Rumor had it Bill had Michael secretly working on a project called Pink, but nothing ever came of the rumor.
A delivery firm specializing in high-tech moves carted Michael's things to Silicon Valley. His pyramid of empty diet Coke cans-his suitcase-worth of Habitrail gerbil mazes-his collection of C. S. Lewis novels. Gone.
Fun fact: We found about 40 empty cough syrup bottles in the cupboard- Michael is a Robitussin addict! (Actually, he bulk-buys knockoff house brands-he's a "PayLess Tussin" addict.) The world never ceases to amaze.
It’s late at night. Basketball on TV; computer and fitness mags everywhere. Let me talk about love.
Do you remember that old TV series, Get Smart! You remember at the beginning where Maxwell Smart is walking down the secret corridor and there are all of those doors that open sideways, and upside down and gateways and stuff? I think that everybody keeps a whole bunch of doors just like this between themselves and the world. But when you're in love, all of your doors are open, and all of their doors are open. And you roller-skate down your halls together.
Let me try again. I'm not good at this.
Karla and I fell in love somewhere out there-I think that's the way it happens-out there. The two of you start talking about your feelings and your feelings float outside of you like vapors, and they mix together like a fog. Before you realize it, the two of you have become the same mist and you realize you can never return to being just a lone cloud again, because the isolation would be intolerable.
Karla and I would talk about computing and coding. Our minds met out in the crystal lattice galaxy of ideas and codes and when we came out of our reverie, we realized we were in a special place-out there.
And when you meet someone and fall in love, and they fall in love with you, you ask them, "Will you take my heart-stains and all?" and they say, "I will," and they ask you the same question, and you say, "I will," too.

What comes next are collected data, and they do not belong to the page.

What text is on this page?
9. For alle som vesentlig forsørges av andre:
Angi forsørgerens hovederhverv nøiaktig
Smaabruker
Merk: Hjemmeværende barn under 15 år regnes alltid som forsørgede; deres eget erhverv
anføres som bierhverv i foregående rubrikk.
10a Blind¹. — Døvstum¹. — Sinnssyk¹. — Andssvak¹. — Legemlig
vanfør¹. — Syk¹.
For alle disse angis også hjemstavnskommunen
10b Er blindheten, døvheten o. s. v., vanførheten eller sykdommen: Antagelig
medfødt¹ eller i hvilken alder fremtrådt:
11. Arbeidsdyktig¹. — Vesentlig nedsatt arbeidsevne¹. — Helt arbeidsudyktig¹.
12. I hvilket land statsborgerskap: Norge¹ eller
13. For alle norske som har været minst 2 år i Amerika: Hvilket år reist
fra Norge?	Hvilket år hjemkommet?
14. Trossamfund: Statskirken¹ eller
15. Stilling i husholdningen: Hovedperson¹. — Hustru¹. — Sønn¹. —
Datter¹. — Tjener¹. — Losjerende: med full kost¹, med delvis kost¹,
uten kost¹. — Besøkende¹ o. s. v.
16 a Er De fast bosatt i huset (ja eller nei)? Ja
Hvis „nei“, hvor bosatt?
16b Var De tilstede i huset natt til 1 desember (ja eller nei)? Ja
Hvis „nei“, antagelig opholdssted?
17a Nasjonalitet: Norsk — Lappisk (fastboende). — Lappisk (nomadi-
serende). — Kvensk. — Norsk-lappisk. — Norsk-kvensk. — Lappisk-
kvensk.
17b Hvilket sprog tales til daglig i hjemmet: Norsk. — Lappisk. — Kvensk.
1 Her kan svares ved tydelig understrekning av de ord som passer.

There are other reasons Karla's lovable, too, reasons not so poetic, but just as real. She's like a friend to me, and we have all of these common interests-"mind meld"-whatever. I can discuss computers and Microsoft and that part of our lives-but we also have esoteric conversations that have nothing to do with tech life. I've never really had a friend this close before. And there's the nonlinear stuff: Karla's intuitive and I'm not, yet she's still on my frequency. She understands why yaki soba noodles in a plastic UFO-shaped container from Japan are intrinsically glorious. She scrunches up her forehead when she knows she's not explaining an idea as clearly as she knows she can, and she gets frustrated.